Surgery
L’incision débute horizontalement en dessous de la patte des cheveux, se prolonge le long d’une ligne verticale devant l’oreille, contourne le lobule et se termine dans le cuir chevelu en arrière de l’oreille. Ces incisions se font dans des zones dissimulées mais laisseront des cicatrices visibles et définitives. La graisse excédentaire peut être aspirée au niveau du cou et du menton.
La peau des joues et du cou est décollée des plans profonds. Les muscles sont remis en tension. La peau est ensuite repositionnée et l’excès cutané est réséqué à la demande sans tension. La suture est généralement réalisée avec des fils résorbables. Un drainage peut être mis en place pour évacuer les sécrétions et éviter la formation d’un hématome. L’anesthésie utilisée peut être une anesthésie locale associée à une sédation ou une anesthésie générale. Le pansement est généralement assez volumineux, enveloppant le cuir chevelu.
Important information
This text provides basic information on the principles and procedure of cervicofacial lifting. A more detailed information sheet will be given to you during your consultation. A good understanding of the process and the expected result is essential before considering this intervention. It should be emphasized that the goal of this surgery is to bring improvement and not to achieve perfection. If your wishes are realistic, you will be satisfied with the result.
The initial consultation
La consultation initiale est l’occasion d’examiner votre visage, de discuter de vos motivations et de vous expliquer les résultats attendus. L’interrogatoire et l’examen permet de rechercher d’éventuelles pathologies qui pourraient entraîner des complications, telle que l’hypertension artérielle non contrôlée, les troubles de la coagulation ou le tabagisme.
Complications
Any surgical procedure, even carried out competently in conditions of maximum safety, carries a risk of complications. These complications are infrequent and usually minimal in this situation. There are risks of bruising, infection or reaction to anesthesia. It should be noted that the anesthetic techniques, the products used and the monitoring methods have made immense progress. They offer optimal safety, especially when the intervention is performed outside the emergency room and in a healthy person, but they can nevertheless involve risks of serious complications. The accidental injury to the nerve that controls the muscles of mimicry is exceptional. It causes usually temporary paralysis.

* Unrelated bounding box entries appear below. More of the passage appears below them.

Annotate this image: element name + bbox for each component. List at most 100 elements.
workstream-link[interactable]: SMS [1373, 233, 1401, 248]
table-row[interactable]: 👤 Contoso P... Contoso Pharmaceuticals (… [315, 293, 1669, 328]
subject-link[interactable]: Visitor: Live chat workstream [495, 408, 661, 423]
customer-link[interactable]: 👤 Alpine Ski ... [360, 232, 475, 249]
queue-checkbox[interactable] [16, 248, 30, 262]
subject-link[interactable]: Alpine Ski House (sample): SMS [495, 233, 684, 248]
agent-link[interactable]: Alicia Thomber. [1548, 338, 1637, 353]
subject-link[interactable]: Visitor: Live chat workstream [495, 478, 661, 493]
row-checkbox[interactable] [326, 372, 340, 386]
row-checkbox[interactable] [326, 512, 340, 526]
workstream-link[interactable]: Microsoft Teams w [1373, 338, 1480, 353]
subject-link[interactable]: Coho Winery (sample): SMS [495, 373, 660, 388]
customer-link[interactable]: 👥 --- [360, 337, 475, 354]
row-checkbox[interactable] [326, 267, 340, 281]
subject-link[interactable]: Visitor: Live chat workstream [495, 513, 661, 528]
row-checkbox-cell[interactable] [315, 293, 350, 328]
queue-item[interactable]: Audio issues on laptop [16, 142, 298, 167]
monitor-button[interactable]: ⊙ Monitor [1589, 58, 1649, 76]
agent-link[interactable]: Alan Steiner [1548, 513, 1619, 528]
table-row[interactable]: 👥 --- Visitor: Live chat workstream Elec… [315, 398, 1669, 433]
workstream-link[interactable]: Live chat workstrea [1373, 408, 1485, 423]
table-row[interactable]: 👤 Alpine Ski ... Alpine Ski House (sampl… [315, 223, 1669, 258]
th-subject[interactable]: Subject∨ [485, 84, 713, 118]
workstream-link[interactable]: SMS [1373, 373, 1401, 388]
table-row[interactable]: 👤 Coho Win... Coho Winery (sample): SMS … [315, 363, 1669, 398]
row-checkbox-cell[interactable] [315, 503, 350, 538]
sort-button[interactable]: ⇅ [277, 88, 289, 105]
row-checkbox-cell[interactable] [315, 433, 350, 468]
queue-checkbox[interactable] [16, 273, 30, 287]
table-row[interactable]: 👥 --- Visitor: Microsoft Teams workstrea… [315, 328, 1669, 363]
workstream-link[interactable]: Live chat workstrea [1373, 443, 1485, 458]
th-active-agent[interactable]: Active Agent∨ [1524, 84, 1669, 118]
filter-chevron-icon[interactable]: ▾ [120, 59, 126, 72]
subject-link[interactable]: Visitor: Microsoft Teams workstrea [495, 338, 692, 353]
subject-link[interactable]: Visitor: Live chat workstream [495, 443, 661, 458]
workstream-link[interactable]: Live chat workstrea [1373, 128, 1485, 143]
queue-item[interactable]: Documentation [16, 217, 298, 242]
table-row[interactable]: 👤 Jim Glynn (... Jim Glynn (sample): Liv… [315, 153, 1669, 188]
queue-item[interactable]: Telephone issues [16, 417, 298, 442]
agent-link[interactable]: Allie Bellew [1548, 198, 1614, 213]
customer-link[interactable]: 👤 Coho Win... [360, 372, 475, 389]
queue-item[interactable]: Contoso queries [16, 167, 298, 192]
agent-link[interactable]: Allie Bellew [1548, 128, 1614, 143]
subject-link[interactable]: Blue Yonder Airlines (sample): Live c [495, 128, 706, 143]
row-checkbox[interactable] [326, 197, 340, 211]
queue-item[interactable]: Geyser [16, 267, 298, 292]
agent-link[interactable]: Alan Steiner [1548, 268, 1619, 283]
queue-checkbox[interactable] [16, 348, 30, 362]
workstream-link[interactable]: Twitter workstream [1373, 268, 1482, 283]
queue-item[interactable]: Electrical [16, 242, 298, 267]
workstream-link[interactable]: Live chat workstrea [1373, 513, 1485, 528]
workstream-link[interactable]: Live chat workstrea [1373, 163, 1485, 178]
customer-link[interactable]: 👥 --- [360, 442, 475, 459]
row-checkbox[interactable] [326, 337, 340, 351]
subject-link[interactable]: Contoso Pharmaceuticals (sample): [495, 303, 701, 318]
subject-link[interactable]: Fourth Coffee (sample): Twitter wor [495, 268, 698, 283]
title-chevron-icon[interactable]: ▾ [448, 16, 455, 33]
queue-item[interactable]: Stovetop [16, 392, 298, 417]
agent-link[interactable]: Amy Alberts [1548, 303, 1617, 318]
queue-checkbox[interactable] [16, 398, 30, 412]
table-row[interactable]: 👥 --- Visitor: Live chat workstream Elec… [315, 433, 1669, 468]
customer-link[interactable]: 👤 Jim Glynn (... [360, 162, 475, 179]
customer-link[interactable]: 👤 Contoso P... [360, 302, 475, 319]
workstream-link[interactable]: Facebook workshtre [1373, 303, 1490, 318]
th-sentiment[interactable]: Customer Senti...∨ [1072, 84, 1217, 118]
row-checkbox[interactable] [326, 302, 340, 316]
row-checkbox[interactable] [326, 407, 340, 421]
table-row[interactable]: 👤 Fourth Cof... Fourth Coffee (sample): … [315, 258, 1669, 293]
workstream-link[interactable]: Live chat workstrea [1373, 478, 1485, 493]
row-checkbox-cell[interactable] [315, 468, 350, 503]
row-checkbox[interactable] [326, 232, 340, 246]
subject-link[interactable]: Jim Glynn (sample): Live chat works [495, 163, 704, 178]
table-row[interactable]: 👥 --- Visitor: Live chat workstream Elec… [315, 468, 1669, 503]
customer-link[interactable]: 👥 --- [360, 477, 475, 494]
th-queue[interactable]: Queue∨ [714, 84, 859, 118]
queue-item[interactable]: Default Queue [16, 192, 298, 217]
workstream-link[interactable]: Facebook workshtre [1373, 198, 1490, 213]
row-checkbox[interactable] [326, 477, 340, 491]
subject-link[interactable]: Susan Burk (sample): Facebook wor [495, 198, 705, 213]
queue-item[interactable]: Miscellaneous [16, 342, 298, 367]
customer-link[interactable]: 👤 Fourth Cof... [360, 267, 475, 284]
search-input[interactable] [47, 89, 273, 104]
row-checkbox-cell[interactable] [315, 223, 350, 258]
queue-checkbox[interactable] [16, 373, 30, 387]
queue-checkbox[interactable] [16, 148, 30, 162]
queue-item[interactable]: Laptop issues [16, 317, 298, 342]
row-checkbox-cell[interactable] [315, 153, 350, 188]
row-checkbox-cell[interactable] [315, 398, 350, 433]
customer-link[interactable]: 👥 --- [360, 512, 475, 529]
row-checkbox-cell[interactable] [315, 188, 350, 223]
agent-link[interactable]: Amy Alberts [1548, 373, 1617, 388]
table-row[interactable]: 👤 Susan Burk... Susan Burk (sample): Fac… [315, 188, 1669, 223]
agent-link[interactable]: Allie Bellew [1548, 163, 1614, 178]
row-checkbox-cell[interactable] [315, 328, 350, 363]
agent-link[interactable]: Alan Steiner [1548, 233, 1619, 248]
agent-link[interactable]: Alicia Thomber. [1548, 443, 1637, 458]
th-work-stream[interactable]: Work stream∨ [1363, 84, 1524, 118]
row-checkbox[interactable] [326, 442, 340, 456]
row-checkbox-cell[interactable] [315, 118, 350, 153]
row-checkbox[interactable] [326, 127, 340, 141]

Ce qui n’est pas corrigé par l’intervention
Un lifting consiste en une remise en tension des tissus. La qualité de la peau n’est pas modifiée. Les rides d’expressions, les rides de la patte d’oie ou les rides péribuccales ne sont pas modifiées. Les fractures profondes sont améliorées par la tension exercée sur la peau sans jamais disparaître complètement. L’aspect des paupières n’est pas corrigé par un lifting cervico-facial isolé.
Before surgery
It is imperative to stop smoking at least two months before the surgery. The intake of aspirin is prohibited 10 days before the operation. Before the surgery, it is necessary to wash the body and the hair with an antiseptic soap. You should not wear make-up, wear contact lenses, jewelery or removable dental appliances when you arrive at the operating room. It is important to plan a person who can accompany you home after your hospitalization and who will possibly help you during the first days after your surgery.
Operative suites
The postoperative effects are generally not very painful. Hospitalization for the night following surgery is usually sufficient. During the first few days, there is usually swelling, which can be severe, and bruising of the neck and chin. It is necessary to have reduced activity for at least 3 to 5 days and to avoid any major effort for a month. Bruising and edema are visible for two to three weeks. Scars can be hidden in the front and back by the hair. The only visible area in front of the ear can be temporarily masked by covering makeup from the 6th day. Resumption of professional activity is possible after two to three weeks.
Post-operative consultations
A consultation is necessary:
- As an emergency if complications are suspected (fever, violent or throbbing pain, severe redness, continuous bleeding).
- On the 2nd day on average.
- Between the 7th and 10th day to control good healing.
- In the 2nd month and in the 6th month.